Por: Diario Digital Castelo Branco/Lusa
A Assembleia Municipal do Fundão aprovou ontem uma moção, por unanimidade, através da qual expressa a solidariedade e saúda o acolhimento de 19 migrantes resgatados no Mediterrâneo, que chegaram a este concelho na terça-feira.
A Assembleia Municipal do Fundão aprovou ontem uma moção, por unanimidade, através da qual expressa a solidariedade e saúda o acolhimento de 19 migrantes resgatados no Mediterrâneo, que chegaram a este concelho na terça-feira.
"Reunida a 28 de setembro, a Assembleia Municipal do Fundão delibera saudar o acolhimento de 19 refugiados resgatados no Mar do Mediterrâneo e que há vários meses aguardavam uma resposta da União Europeia condizente com os princípios e valores que nos caracterizam", lê-se na moção.
O documento, que foi apresentado em conjunto por todos os grupos municipais, indica "o drama vivido no Mediterrâneo por centenas de milhares de pessoas que fogem à pobreza, à guerra e à morte, arriscando as suas vidas em luta pela sobrevivência", e salienta que o direito à vida e à dignidade são "princípios inalienáveis e basilares de qualquer sociedade".
Lembrando que a União Europeia deve responder a "esta realidade e tragédia de acordo com os seus princípios fundacionais" e acrescentando que "essa resposta não tem sido eficaz nem concertada", a moção também refere que o "Estado Português assumiu um compromisso de solidariedade e cooperação europeia, manifestando disponibilidade para participar no processo de acolhimento".
Por outro lado, é apontado o papel do Fundão na mais recente ação de acolhimento, sendo que os eleitos também destacam que este concelho do distrito de Castelo Branco "é uma terra acolhedora e humanista, com tradição e casos recentes de integração de pessoas e outros países".
"O Fundão é a terra que viu nascer António Guterres, a quem o mundo deve um trabalho ímpar na luta pelos direitos humanos e pela dignidade daqueles que são forçados a abandonar as suas origens por uma questão de sobrevivência", recorda a moção.

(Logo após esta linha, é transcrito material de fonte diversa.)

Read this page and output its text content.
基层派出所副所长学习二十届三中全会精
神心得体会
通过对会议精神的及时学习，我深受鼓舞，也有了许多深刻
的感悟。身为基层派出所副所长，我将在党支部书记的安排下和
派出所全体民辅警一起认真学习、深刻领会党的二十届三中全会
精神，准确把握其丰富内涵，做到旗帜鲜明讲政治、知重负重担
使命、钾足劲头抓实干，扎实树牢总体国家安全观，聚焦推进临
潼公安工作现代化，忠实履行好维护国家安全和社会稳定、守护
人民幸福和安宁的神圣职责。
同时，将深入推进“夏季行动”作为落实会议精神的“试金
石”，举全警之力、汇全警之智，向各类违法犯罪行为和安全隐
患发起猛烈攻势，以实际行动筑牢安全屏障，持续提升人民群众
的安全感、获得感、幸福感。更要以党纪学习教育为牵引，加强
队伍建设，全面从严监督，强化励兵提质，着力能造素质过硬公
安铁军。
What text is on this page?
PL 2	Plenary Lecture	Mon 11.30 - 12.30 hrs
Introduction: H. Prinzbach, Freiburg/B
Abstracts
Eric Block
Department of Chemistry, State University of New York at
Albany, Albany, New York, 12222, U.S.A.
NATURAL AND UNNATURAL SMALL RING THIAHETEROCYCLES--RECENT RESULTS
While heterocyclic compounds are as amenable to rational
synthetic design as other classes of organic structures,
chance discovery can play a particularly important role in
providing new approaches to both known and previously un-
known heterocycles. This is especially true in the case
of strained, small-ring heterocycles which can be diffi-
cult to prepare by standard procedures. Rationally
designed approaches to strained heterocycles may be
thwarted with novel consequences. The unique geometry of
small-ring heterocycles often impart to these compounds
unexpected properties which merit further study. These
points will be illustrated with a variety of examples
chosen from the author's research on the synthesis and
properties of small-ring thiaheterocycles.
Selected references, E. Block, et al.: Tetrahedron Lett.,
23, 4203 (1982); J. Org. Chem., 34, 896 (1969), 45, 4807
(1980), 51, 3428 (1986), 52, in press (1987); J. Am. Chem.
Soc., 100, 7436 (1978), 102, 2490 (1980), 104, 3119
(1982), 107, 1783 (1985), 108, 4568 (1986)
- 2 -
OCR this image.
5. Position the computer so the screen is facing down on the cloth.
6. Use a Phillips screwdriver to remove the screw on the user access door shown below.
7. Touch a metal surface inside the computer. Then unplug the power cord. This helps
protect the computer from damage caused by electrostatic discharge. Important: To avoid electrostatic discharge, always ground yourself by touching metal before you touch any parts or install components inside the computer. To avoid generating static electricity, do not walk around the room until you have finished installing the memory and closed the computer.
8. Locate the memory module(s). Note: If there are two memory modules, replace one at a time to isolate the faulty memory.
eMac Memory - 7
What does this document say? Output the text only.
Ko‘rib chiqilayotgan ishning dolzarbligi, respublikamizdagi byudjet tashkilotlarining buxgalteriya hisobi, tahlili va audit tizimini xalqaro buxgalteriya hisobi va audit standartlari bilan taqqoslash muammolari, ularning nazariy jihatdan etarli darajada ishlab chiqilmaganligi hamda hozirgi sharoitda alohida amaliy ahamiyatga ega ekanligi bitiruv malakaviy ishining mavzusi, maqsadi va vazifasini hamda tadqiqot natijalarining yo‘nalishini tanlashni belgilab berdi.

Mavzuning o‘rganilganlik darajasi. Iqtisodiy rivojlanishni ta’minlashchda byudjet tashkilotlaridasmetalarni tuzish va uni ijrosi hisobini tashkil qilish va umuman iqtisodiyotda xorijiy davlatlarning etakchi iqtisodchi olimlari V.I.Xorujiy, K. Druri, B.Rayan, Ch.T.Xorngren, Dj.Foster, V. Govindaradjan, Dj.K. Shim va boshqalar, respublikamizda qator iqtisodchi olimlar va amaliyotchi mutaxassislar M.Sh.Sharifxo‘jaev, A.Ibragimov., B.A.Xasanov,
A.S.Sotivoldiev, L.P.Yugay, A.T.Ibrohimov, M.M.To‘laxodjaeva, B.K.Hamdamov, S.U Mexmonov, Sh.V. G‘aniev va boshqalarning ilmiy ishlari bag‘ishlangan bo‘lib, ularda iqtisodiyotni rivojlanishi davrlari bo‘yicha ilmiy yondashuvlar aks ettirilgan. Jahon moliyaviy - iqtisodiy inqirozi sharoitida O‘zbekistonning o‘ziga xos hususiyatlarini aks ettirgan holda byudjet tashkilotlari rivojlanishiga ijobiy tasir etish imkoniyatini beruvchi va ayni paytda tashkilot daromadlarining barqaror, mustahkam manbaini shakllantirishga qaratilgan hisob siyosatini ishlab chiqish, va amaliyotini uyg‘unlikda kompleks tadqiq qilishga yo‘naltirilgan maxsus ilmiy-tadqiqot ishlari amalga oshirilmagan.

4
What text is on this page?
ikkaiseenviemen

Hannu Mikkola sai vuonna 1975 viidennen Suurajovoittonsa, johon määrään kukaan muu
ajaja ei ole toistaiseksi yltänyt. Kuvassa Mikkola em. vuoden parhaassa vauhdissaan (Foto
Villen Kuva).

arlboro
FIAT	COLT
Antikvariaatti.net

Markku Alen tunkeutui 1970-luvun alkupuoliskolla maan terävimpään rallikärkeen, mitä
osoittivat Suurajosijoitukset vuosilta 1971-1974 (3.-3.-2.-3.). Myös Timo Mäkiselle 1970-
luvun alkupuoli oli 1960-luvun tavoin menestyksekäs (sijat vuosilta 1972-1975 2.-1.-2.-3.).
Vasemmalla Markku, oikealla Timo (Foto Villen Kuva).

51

Depois de referir que "esta também é uma terra de migrações, que sempre viu partir e chegar pessoas em procura de melhores condições de vida", o mesmo documento também "expressa a sua solidariedade perante a situação dramática e de emergência vivida pelos refugiados".
O Governo anunciou na terça-feira que os 19 migrantes que em julho foram resgatados pelo navio humanitário ‘Aquarius' tinham chegado nesse dia a Portugal e que seriam acolhidos no município do Fundão.
O comunicado conjunto dos gabinetes do ministro da Administração Interna e da ministra da Presidência e da Modernização Administrativa referia que os migrantes foram recebidos numa ação humanitária concertada de Portugal, França e Espanha, estando em causa 17 homens e duas mulheres, provenientes de Eritreia (14), Nigéria (3), Iémen (1) e Sudão (1).
O presidente da Câmara do Fundão, Paulo Fernandes, explicou posteriormente que este acolhimento será realizado com um grande "sentido de dever e responsabilidade" e procurando "promover a melhor integração socioprofissional possível" destas pessoas.